Le large passage du Rhône, entre Tain et Tournon, avec sa passerelle en câbles de fil de fer (1847) qui joint les deux communes, est une enclave de calme entre les voies de grand trafic (A7, N7 et D86). D’ailleurs, si on veut rester dans ce cadre pour y dormir, on choisira à Tain, en face de la passerelle, une chambre sur le fleuve à l'hôtel bien nommé des Deux Coteaux

A cet endroit précis, le Doux vient se donner au Rhône ; en remontant sa vallée et ses gorges, on arrive sur le chemin de fer du Vivarais, animation touristique (vélorail pour la descente, autorail – bientôt à vapeur - pour la remontée) qui exploite au départ de Boucieu-le-Roi l'ancien chemin de fer Lamastre-Tournon.

L'appellation Saint-Joseph s'étend au nord (jusqu'à Chavanay) et au sud (jusqu'à Guiherand) de la rive gauche du Rhône, sur le département de l'Ardèche, mais aussi un peu la Loire.

Soixante kilomètres en tout qui donnent à un encépagement simple (Syrah pour les rouges, Marsanne pour les blancs), de nombreuses nuances climatiques.
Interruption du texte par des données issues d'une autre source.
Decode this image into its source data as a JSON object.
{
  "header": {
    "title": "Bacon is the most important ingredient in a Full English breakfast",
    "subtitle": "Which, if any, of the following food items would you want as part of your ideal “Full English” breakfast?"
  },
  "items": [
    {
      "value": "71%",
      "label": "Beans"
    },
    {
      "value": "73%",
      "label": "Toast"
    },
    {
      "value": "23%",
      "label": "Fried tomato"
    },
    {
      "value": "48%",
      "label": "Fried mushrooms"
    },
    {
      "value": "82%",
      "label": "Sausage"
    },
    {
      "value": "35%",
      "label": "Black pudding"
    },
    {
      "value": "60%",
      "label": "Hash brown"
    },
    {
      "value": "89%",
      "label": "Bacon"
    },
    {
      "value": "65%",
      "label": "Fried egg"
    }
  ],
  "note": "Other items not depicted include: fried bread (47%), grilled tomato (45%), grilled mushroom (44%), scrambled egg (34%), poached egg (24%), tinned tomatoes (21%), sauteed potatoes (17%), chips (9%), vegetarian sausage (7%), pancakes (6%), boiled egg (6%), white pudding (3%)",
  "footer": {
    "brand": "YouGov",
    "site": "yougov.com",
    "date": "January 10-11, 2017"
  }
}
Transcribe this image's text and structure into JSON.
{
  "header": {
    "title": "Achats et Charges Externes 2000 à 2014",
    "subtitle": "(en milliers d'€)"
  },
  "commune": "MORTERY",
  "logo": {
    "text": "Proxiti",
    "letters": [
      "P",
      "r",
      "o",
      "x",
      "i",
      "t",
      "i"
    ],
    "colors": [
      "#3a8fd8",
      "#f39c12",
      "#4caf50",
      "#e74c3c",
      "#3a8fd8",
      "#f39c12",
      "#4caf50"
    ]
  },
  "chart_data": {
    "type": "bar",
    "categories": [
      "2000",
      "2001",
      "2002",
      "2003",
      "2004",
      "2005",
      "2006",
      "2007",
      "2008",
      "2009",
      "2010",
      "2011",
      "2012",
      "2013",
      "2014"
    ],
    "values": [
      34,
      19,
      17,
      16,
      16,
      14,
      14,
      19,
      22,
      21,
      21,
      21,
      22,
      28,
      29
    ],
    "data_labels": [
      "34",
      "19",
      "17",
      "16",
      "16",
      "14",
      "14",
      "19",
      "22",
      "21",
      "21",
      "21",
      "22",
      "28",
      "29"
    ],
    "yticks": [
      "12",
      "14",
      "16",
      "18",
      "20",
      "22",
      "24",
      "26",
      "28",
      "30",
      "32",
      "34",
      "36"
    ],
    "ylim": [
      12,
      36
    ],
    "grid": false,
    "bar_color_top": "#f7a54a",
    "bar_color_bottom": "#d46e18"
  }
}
C'est le plus étendu des crus de la rive droite, 1050 hectares de coteaux pentus aux vignes palissées sur des échalas, de terrasses (les challeys) avec leurs murets (qu’il faut entretenir et même parfois reconstruire..), sculptées presque uniquement sur le granit (et ses sables granitiques) du Massif Central, entaillé par le Rhône.

Les vignerons ont dans leurs gènes la polyculture, pour l’oignon à une époque (d’où l’énorme foire aux Oignons qui a dépassé sa 700ème édition, mais ne présente guère aujourd’hui ces bulbes d’Amaryllidaceae), mais surtout pour les fruitiers, avec la maîtrise de la taille qu’elle implique, et les arômes (pêche et abricot) qu’on retrouve dans les vins blancs.

On notera que la Roussanne (autre cépage des blancs) porte à Chignin (Savoie) le nom de la variété d’abricot la plus répandue en Rhône-Alpes, le bergeron… Simple coïncidence, nous disent les ampélographes.

Les blancs de saint-Joseph, en production croissante mais limitée, méritent d’être découverts, surtout quand l'élevage sous bois se fait discret et laisse jouer, derrière les arômes de fleurs ou de noisette, la fine amertume propre à la Marsanne.

On goûtera Terre d'ivoire (sélection parcellaire de la Cave de Tain), la Cuvée Vania de Guy Farge, le Saint-Joseph blanc de Bernard Gripa, ou le Paradis Saint-Pierre de Coursodon. Un accord express avec du picodon est tout-à-fait jouable.

Côté rouge, la volonté est grande de faire de cette région septentrionale de la vallée du Rhône la capitale mondiale de la Syrah, unique cépage rouge de l'appellation.

La Syrah est malheureusement touché par la maladie du dépérissement qui empêche de maintenir des vieilles vignes. C'est pourquoi, dès 1991, la Cave de Tain a créé, pour mieux comprendre le phénomène, l'Association Syrah, qui entretient un conservatoire de plus de 600 "accessions" de Syrahs et étudie sur une parcelle le matériel végétal et les modes de conduite ; hauteur du palissage, densité de plantation, réduction des intrants....

On goûtera Terre de Granit de la Cave de Tain, Les Royes de Laurent Courbis, et la cuvée l‘Olivaie de Jérôme Coursodon. D’une famille de vignerons installée depuis le XIXème siècle à Mauves, Jérôme aime à rappeler que les spécificités septentrionales, sur ce granit, sont de produire des vins fins et élégants plutôt que de jouer, comme plus au sud, dans la cour de la charpente et de la puissance.
Un accord express avec la caillette est tout-à-fait louable.

Sinon, il va de soi qu’une pause à Tain doit conduire vos pas dans ceux de Fabien Louis (Des terrasses du Rhône au Sommelier) qui organise désormais des promenades en vélos électriques, dont une Formule découverte Saint-Joseph, ou à la riche carte des vins du nouveau Mangevins, à l’assiette par ailleurs simple, précise et créative.